The instant suit deals with state-level claims as Washington is a one of several states with a fixed half-hour lunch rule. Thierman said workers in the warehouses have long treks through the building to the lunch room, and the security checks cut into their allotted 30 minute break.
“People only get about 15 minutes to eat,” he said. “That isn’t really enough to gobble down food and go back.”
Thierman also represented Amazon employees in front of the U.S. Supreme Court which found in December 2014 a staffing agency wasn’t required to pay workers for screening time.
In Friday’s order, Judge Rogers concluded that workers met the class certification requirements for commonality and typicality when it comes to the security screenings occurring before and after their lunch breaks.

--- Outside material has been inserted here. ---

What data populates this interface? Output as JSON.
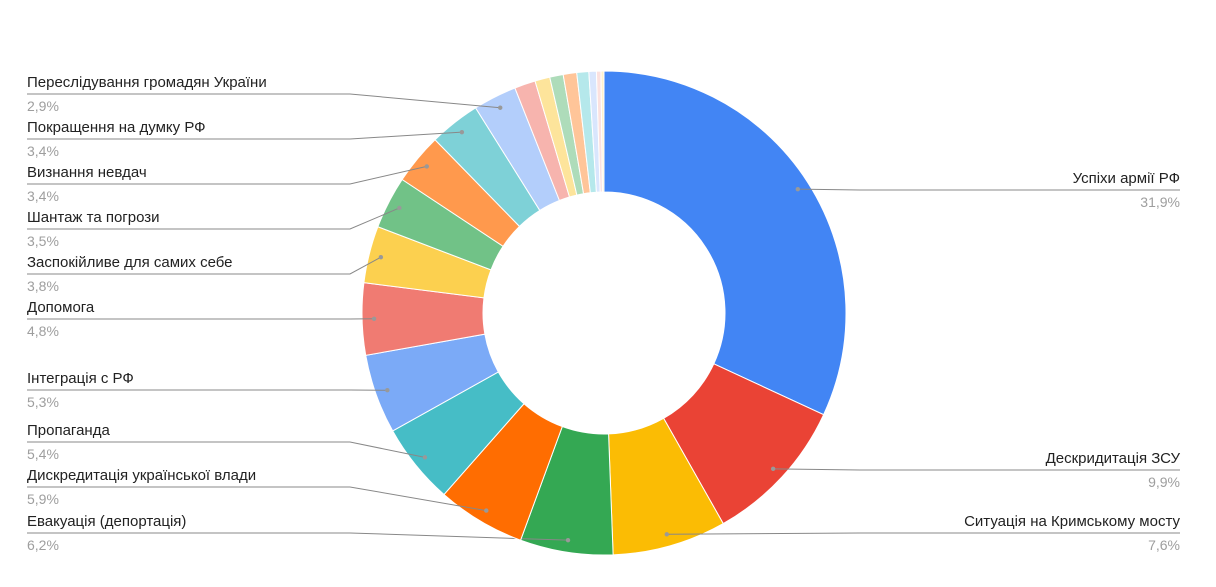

“Finally, the variation in facts is very limited,” Judge Rogers said. “We are discussing a procedure of clocking in and out and associated screenings. It is not that complicated.”
Representatives for Amazon didn’t immediately respond to requests for comment on Friday.
Amazon is represented by Chelsea Dwyer Petersen and Emily A. Bushaw of Perkings Coie LLP and Joesph A. Nuccio and Richard G. Rosenblatt of Morgan Lewis and Bockius LLP.
The plaintiffs are represented by Mark R. Thierman and Joshua D. Buck of Thierman Buck and Matthew J. Ide of Ide Law Office.
The case is Robert Mina et al. v. Amazon.com Inc. et al., case number 15-2-23879 in the Superior Court for the State of Washington for King County.